= David Plaisted =

American computer scientist

David Alan Plaisted is a computer science professor at the University of North Carolina at Chapel Hill.

==Research interests==
Plaisted's research interests include term rewriting systems, automated theorem proving, logic programming, and algorithms. His research accomplishments in theorem proving include work on the recursive path ordering,
the associative path ordering, abstraction, the simplified and modified problem reduction formats, ground reducibility,
nonstandard clause form translations, rigid E-unification, Knuth–Bendix completion, replacement rules in theorem proving, instance-based theorem proving strategies, and semantics in theorem proving.

==Education and career==
He received his B.S. from the University of Chicago in 1970 and his Ph.D. from Stanford University in 1976. He served on the faculty of the computer science department at the University of Illinois at Urbana-Champaign until 1984, and since then has been a full professor in the Department of Computer Science at the University of North Carolina at Chapel Hill.
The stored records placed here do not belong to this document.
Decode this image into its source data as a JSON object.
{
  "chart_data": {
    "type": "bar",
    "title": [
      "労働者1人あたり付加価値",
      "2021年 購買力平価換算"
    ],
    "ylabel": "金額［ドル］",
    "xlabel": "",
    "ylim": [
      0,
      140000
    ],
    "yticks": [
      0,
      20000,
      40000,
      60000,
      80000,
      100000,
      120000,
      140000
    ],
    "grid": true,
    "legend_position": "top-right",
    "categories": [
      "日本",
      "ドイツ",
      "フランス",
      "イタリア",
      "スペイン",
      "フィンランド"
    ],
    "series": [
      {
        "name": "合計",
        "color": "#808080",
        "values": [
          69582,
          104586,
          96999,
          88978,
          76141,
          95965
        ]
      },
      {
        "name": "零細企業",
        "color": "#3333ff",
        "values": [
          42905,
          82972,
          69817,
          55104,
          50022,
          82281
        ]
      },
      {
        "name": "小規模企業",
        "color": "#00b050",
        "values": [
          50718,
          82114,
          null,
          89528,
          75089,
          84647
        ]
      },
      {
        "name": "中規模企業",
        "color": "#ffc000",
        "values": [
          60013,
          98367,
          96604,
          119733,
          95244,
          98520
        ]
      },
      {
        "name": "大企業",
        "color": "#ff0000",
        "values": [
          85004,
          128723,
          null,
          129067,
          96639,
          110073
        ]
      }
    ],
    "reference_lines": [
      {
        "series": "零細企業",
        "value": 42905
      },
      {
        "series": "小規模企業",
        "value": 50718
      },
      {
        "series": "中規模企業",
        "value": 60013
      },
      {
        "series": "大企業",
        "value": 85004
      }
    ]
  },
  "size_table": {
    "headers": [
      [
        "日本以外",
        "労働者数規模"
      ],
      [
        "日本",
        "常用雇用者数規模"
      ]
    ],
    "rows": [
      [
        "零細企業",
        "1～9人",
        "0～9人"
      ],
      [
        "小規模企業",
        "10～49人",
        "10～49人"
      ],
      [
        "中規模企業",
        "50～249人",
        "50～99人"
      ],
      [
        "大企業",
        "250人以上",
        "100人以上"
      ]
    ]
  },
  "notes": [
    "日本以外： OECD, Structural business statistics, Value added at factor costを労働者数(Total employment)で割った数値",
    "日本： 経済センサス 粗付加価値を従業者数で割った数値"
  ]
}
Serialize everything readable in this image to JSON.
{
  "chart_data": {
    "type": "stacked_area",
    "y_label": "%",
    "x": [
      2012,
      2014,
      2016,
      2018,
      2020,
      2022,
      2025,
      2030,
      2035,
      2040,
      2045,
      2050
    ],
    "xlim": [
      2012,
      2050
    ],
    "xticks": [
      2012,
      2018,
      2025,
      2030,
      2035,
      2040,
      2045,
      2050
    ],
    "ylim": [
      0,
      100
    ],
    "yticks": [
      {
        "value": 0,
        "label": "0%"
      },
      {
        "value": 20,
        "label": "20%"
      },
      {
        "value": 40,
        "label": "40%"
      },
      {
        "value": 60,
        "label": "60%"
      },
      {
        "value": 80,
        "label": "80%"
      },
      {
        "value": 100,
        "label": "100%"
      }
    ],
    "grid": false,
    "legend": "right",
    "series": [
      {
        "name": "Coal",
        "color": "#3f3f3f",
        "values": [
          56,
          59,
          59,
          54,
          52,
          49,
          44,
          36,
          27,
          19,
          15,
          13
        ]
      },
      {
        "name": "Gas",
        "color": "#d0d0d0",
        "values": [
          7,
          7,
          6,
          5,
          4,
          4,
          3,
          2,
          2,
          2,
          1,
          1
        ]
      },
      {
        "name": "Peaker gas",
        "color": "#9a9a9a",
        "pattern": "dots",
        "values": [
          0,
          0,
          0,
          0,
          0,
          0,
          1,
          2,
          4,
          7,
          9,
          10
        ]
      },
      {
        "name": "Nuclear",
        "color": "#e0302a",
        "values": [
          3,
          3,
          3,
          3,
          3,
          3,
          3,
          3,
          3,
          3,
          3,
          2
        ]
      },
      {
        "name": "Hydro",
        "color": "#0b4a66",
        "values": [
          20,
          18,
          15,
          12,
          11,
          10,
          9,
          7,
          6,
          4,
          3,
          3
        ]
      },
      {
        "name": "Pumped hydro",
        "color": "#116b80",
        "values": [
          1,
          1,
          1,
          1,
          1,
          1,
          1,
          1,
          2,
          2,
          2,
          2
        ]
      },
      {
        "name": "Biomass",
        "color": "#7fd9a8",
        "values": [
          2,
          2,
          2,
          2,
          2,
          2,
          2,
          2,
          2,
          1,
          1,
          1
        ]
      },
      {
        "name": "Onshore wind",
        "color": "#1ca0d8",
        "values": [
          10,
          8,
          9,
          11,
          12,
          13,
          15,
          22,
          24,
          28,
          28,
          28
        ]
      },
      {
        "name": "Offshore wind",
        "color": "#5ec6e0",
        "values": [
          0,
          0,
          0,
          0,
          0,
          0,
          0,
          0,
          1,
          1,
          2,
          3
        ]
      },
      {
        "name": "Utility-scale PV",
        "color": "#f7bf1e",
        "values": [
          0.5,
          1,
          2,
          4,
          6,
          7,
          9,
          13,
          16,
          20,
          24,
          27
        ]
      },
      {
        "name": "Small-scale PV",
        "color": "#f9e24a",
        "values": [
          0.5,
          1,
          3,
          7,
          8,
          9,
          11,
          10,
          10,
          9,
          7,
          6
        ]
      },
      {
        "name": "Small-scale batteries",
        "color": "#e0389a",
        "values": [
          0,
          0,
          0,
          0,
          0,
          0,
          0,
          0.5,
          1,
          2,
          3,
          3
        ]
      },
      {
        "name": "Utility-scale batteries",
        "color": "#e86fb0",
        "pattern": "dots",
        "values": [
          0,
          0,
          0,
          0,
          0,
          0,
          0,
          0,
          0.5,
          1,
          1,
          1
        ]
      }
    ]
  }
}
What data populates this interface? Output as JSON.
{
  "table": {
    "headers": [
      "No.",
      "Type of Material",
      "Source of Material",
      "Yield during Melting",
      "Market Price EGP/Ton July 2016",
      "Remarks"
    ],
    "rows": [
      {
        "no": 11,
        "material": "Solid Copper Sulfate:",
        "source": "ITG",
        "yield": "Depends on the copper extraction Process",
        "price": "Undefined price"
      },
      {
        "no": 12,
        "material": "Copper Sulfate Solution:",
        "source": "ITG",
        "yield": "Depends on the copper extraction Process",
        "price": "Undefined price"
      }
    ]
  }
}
He has authored or co-authored publications in computer science, which are cited by academics in this field. He has served on a number of program committees and on the editorial boards of a number of journals, including the Journal of Symbolic Computation, Information Processing Letters, Mathematical Systems Theory, and Fundamenta Informaticae. Plaisted spent a sabbatical at SRI International in Menlo Park, California in 1982 and 1983 and another at the Max Planck Institute for Software Systems and the University of Kaiserslautern in Germany in 1993 and 1994.